Tenpas: Again, a hidden gem, I'm told, of a program at Fox Valley Tech and one of only a few in Wisconsin, if not the country.

Zemlock: So we are for sure the only asset protection associate degree in the state and arguably the country. There are definitely programs out there that have similar, similar course structures, as many of those though are bachelor's level or master's degrees. So to have something that gets you in the door and on that right path for one of these, you know, potentially very lucrative and satisfying careers, we are kind of the only skin in the game.

Tenpas: But that makes sense because, you know, maybe a master's or a bachelor's degree is something that a student wants to check out down the road. But this is a great starting point. Absolutely. And it's all online as well.

Zemlock: Correct. So we have a few programs through the college that can be taught all online. This is one of them. And if people want to come in person, there's probably about 50% of the courses that are also taught on campus.
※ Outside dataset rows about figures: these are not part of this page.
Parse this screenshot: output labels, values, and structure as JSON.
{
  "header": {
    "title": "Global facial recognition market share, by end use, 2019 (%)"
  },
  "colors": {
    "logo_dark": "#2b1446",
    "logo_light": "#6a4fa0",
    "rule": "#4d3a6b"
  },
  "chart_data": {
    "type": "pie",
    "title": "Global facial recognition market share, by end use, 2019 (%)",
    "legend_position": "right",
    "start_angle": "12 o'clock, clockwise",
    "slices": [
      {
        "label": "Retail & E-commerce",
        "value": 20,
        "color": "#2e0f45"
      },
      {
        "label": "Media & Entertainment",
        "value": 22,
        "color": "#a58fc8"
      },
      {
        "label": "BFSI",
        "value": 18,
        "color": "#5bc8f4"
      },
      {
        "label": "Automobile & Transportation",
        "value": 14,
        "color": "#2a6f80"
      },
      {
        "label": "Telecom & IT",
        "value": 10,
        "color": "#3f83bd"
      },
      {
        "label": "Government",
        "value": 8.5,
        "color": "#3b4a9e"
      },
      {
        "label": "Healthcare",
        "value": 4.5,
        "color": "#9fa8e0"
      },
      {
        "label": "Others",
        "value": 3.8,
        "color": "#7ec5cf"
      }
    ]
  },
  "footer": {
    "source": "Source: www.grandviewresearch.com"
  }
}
So if you're more like, Well, I don't want to do everything online, I want to be on campus for some we give a little bit of both. But what really helps with that format, though, is we don't necessarily have to just stay locally. We can be a national program. So anybody you know across the country that is looking for that leg up and that degree could take this program from wherever they live.

Tenpas: That's very cool and makes sense in asset protection as well as what we're talking about to be doing some of that online. It does. All right. So we talked about your background a little bit, But I mean, this degree has really kind of created itself. What changes have you seen over the years in asset protection?

Zemlock: Sure. I mentioned a little bit before, but one of the biggest shifts is, you know, there used to be such a huge divide between the people that were responsible for the physical protection of a building and then those who are responsible for what happened inside or, you know, virtually, if you will. And that has really converged. So not that people are doing the same job. There are not a lot of people that are responsible for both physical security as well as cyber security, but they need to work together.

So we modified this program pretty substantially over the last couple of years to include four specific IT courses. And those courses are designed so that if I'm sitting at the table with the cybersecurity folks and they're talking about hackers and coming into the system and you know, you think of like Target Corporation that was hacked through their HVAC system, through the Bluetooth in their HVAC system. Who would have thought that that could have happened? But if don't know the language that these IT folks are speaking and I'm a physical security person, I'm not going to be really effective. So we've really worked hard and the industry has worked hard at merging those two things so that one person isn't doing the whole job, but they can work collaboratively together.

Tenpas: And one thing we were talking about during the break, it's not if you're going to get hacked, it's when you said they use the information.

Zemlock: Yeah, absolutely. And it happens in a lot of different ways. You know, whether it's through, you know, those digital means through personal devices or through the Internet or literally physically, somebody showing up at your property and working their way into your facility.

Tenpas: Wow. All right. It's a whole new ballgame out there, a new world. But this asset protection program is, again, an associate degree program at Fox Valley Tech. Is. It's here to help. And one of the best, if not the only in the nation that's specifically targeting this. So cool. We love that. It's here at Fox Valley Tech. Aaron, If people are listening or want to share more about this program with whomever they know in their life who might be a good fit, how do we get them connected?

Zemlock: Easiest way is really to contact FVTC. If you go on our website and go to the public Safety division, you will see the asset protection degree and there's contact information right there and you'll probably be talking to me.

Tenpas: Excellent. Aaron, great to meet you. Thanks for filling us in here today.